Si le climat était à l’apaisement à la sortie de la loi « Fesneau » en décembre 2017, la mise en œuvre de la compétence Gemapi semble, pour certains territoires, instable et caractérisée par l’urgence.

Comment les deux décrets parus le 21 novembre 2023 changent-t-il concrètement la façon dont les collectivités vont exercer leurs compétences en matière de Gemapi ?

Depuis la loi n° 2014-58 du 27 janvier 2014, dite loi MAPTAM, les EPCI doivent assurer en vertu de leur compétence de gestion des milieux aquatique et de prévention des inondations, la mission de défense contre les inondations et contre la mer (art. L. 211-7 5° du Code de l’environnement).

Afin d’éviter un transfert brutal et non maîtrisé de cette compétence Gemapi, une période transitoire de dix ans a été créée, jusqu’au 29 janvier 2024, lors de laquelle l’État a pu continuer d’assurer la gestion des digues domaniales pour le compte de l’autorité gemapienne (IV° art. 59 de la loi MAPTAM). Les moyens matériels, financiers et humains mis en œuvre par l’État et la collectivité « gemapienne » étaient définis au moyen d’une convention conclue entre les deux parties.

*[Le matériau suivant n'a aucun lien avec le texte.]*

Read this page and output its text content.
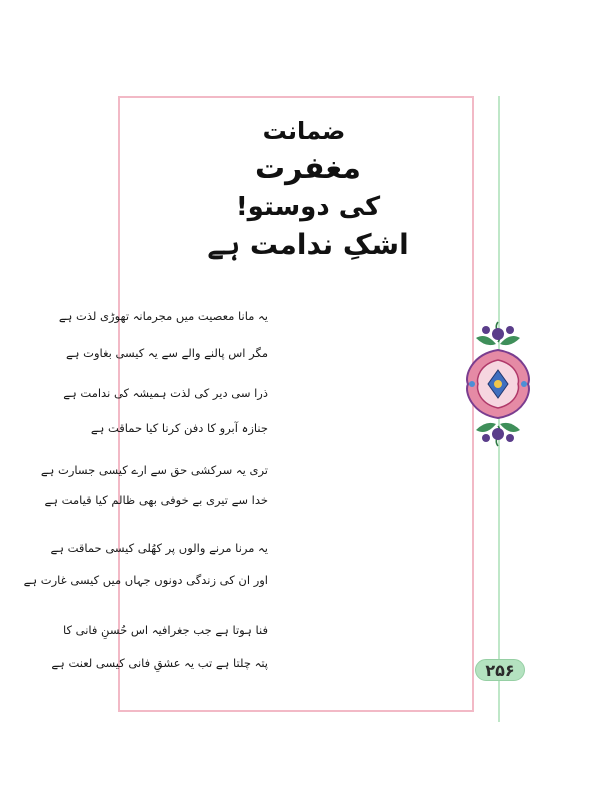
۲۵۶
ضمانت
مغفرت
کی دوستو!
اشکِ ندامت ہے
یہ مانا معصیت میں مجرمانہ تھوڑی لذت ہے
مگر اس پالنے والے سے یہ کیسی بغاوت ہے
ذرا سی دیر کی لذت ہمیشہ کی ندامت ہے
جنازہ آبرو کا دفن کرنا کیا حماقت ہے
تری یہ سرکشی حق سے ارے کیسی جسارت ہے
خدا سے تیری بے خوفی بھی ظالم کیا قیامت ہے
یہ مرنا مرنے والوں پر کھُلی کیسی حماقت ہے
اور ان کی زندگی دونوں جہاں میں کیسی غارت ہے
فنا ہوتا ہے جب جغرافیہ اس حُسنِ فانی کا
پتہ چلتا ہے تب یہ عشقِ فانی کیسی لعنت ہے
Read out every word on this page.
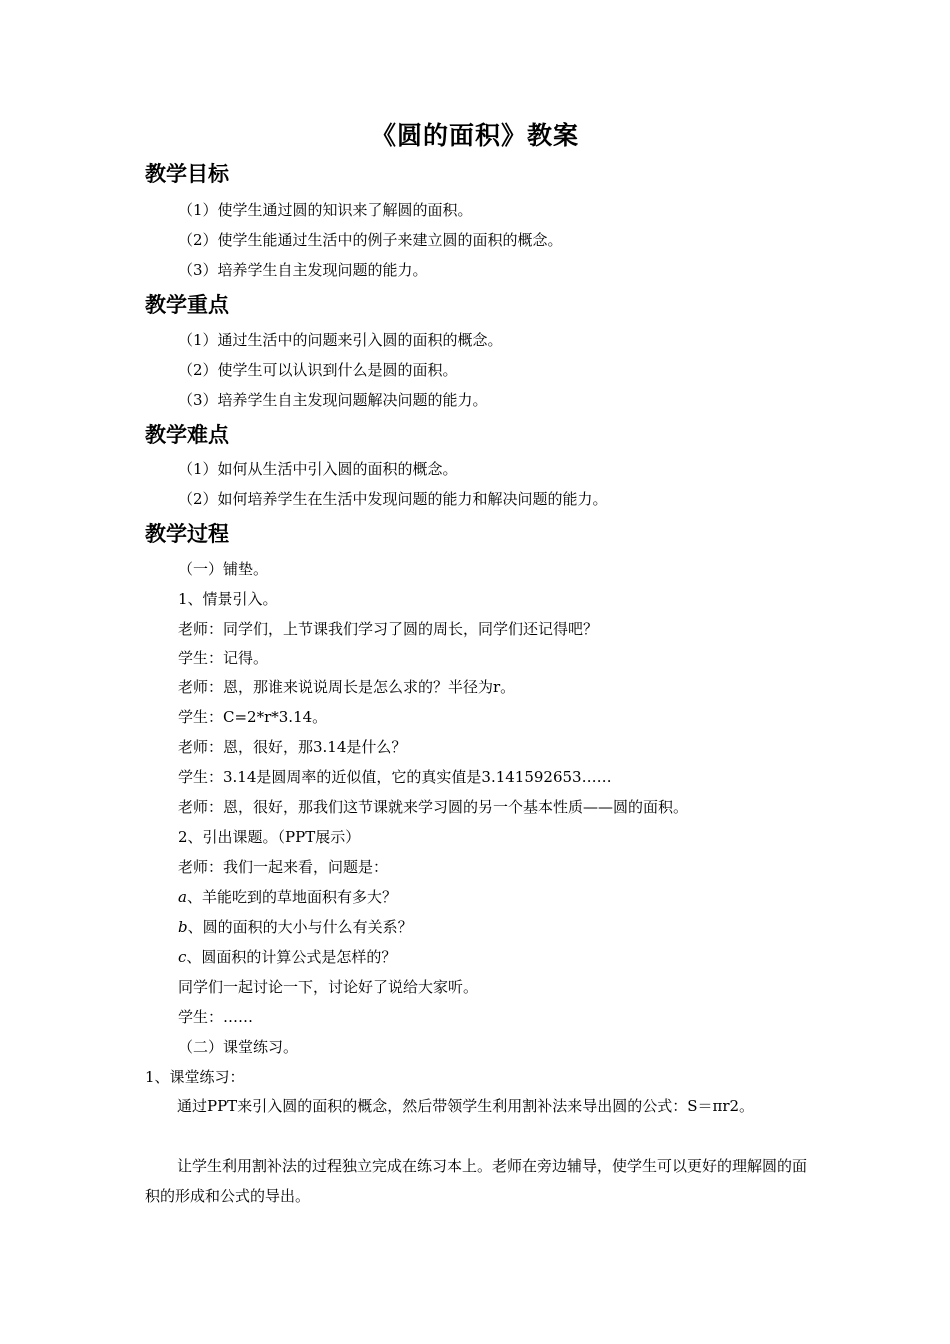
《圆的面积》教案
教学目标
（1）使学生通过圆的知识来了解圆的面积。
（2）使学生能通过生活中的例子来建立圆的面积的概念。
（3）培养学生自主发现问题的能力。
教学重点
（1）通过生活中的问题来引入圆的面积的概念。
（2）使学生可以认识到什么是圆的面积。
（3）培养学生自主发现问题解决问题的能力。
教学难点
（1）如何从生活中引入圆的面积的概念。
（2）如何培养学生在生活中发现问题的能力和解决问题的能力。
教学过程
（一）铺垫。
1、情景引入。
老师：同学们，上节课我们学习了圆的周长，同学们还记得吧？
学生：记得。
老师：恩，那谁来说说周长是怎么求的？半径为r。
学生：C=2*r*3.14。
老师：恩，很好，那3.14是什么？
学生：3.14是圆周率的近似值，它的真实值是3.141592653……
老师：恩，很好，那我们这节课就来学习圆的另一个基本性质——圆的面积。
2、引出课题。（PPT展示）
老师：我们一起来看，问题是：
a、羊能吃到的草地面积有多大？
b、圆的面积的大小与什么有关系？
c、圆面积的计算公式是怎样的？
同学们一起讨论一下，讨论好了说给大家听。
学生：……
（二）课堂练习。
1、课堂练习：
通过PPT来引入圆的面积的概念，然后带领学生利用割补法来导出圆的公式：S＝πr2。
让学生利用割补法的过程独立完成在练习本上。老师在旁边辅导，使学生可以更好的理解圆的面积的形成和公式的导出。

Le décret n° 2023-1074 du 21 novembre 2023 relatif au transfert de la gestion des digues domaniales aux communes et groupements de collectivités territoriales compétentes en matière de Gemapi, précise les conditions dans lesquelles les territoires « gemapiens » se « substitueront » à l’État (ou ses établissements publics) dans la mission de gestion des digues domaniales, à la fin de cette période transitoire.

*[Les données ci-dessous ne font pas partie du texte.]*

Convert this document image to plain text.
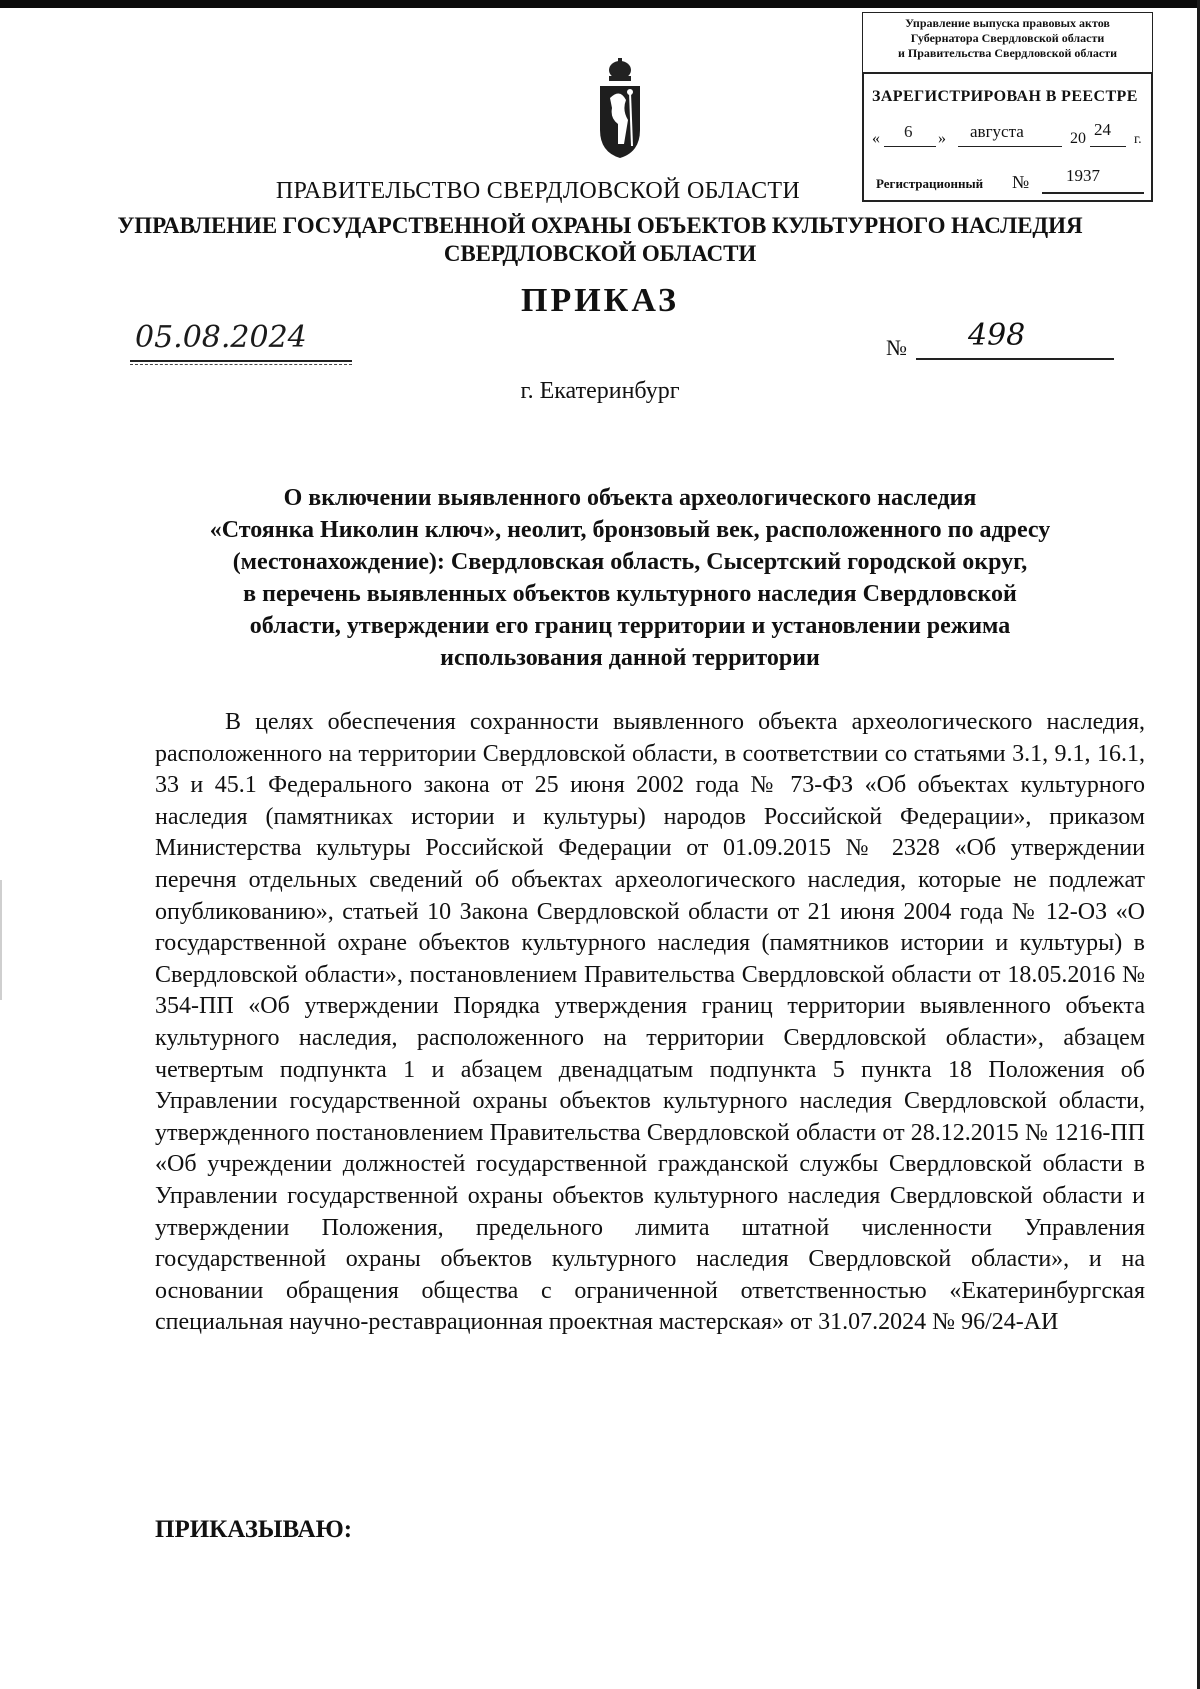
Управление выпуска правовых актов
Губернатора Свердловской области
и Правительства Свердловской области
ЗАРЕГИСТРИРОВАН В РЕЕСТРЕ
« 6 » августа	20 24
г.
Регистрационный № 1937
ПРАВИТЕЛЬСТВО СВЕРДЛОВСКОЙ ОБЛАСТИ
УПРАВЛЕНИЕ ГОСУДАРСТВЕННОЙ ОХРАНЫ ОБЪЕКТОВ КУЛЬТУРНОГО НАСЛЕДИЯ
СВЕРДЛОВСКОЙ ОБЛАСТИ
ПРИКАЗ
05.08.2024	№ 498
г. Екатеринбург
О включении выявленного объекта археологического наследия
«Стоянка Николин ключ», неолит, бронзовый век, расположенного по адресу
(местонахождение): Свердловская область, Сысертский городской округ,
в перечень выявленных объектов культурного наследия Свердловской
области, утверждении его границ территории и установлении режима
использования данной территории
В целях обеспечения сохранности выявленного объекта археологического наследия, расположенного на территории Свердловской области, в соответствии со статьями 3.1, 9.1, 16.1, 33 и 45.1 Федерального закона от 25 июня 2002 года № 73-ФЗ «Об объектах культурного наследия (памятниках истории и культуры) народов Российской Федерации», приказом Министерства культуры Российской Федерации от 01.09.2015 № 2328 «Об утверждении перечня отдельных сведений об объектах археологического наследия, которые не подлежат опубликованию», статьей 10 Закона Свердловской области от 21 июня 2004 года № 12-ОЗ «О государственной охране объектов культурного наследия (памятников истории и культуры) в Свердловской области», постановлением Правительства Свердловской области от 18.05.2016 № 354-ПП «Об утверждении Порядка утверждения границ территории выявленного объекта культурного наследия, расположенного на территории Свердловской области», абзацем четвертым подпункта 1 и абзацем двенадцатым подпункта 5 пункта 18 Положения об Управлении государственной охраны объектов культурного наследия Свердловской области, утвержденного постановлением Правительства Свердловской области от 28.12.2015 № 1216-ПП «Об учреждении должностей государственной гражданской службы Свердловской области в Управлении государственной охраны объектов культурного наследия Свердловской области и утверждении Положения, предельного лимита штатной численности Управления государственной охраны объектов культурного наследия Свердловской области», и на основании обращения общества с ограниченной ответственностью «Екатеринбургская специальная научно-реставрационная проектная мастерская» от 31.07.2024 № 96/24-АИ
ПРИКАЗЫВАЮ:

Tout d’abord, il prévoit l’identification des digues domaniales concernées par cette substitution, lesquelles seront soit listées par les conventions de mise à disposition prévues par le Code de l’environnement (art. L. 566-12-1) soit, par arrêté du ministre, au plus tard le 29 janvier 2024, après échanges contradictoires avec les communes ou groupements de collectivités territoriales.

Ensuite, il précise que l’autorité « gemapienne » assumera l’ensemble des obligations (maintien en bon état d’entretien notamment) et des droits du propriétaire (perceptions des fruits et des produits, etc.) sur cet ouvrage, et se substituera également à l’État et ses établissements dans les contrats et marchés publics qui auraient été conclu pendant la période transitoire, sauf impératif tenant au bon achèvement des travaux et prestations engagés par celui-ci.

Si les conventions de mise à disposition des digues domaniales, dont le contenu minimum est listé par l’article 4 du décret, devraient contenir les informations nécessaires à la reprise de la gestion de l’ouvrage par les territoires (localisation, caractéristiques, situation juridique, documentations administratives et techniques, modalités de superposition d’affectation des digues, actes, contrats et marchés publics en cours, etc.), rien n’est assuré par le décret s’agissant des ouvrages qui seront listés par arrêté du ministre.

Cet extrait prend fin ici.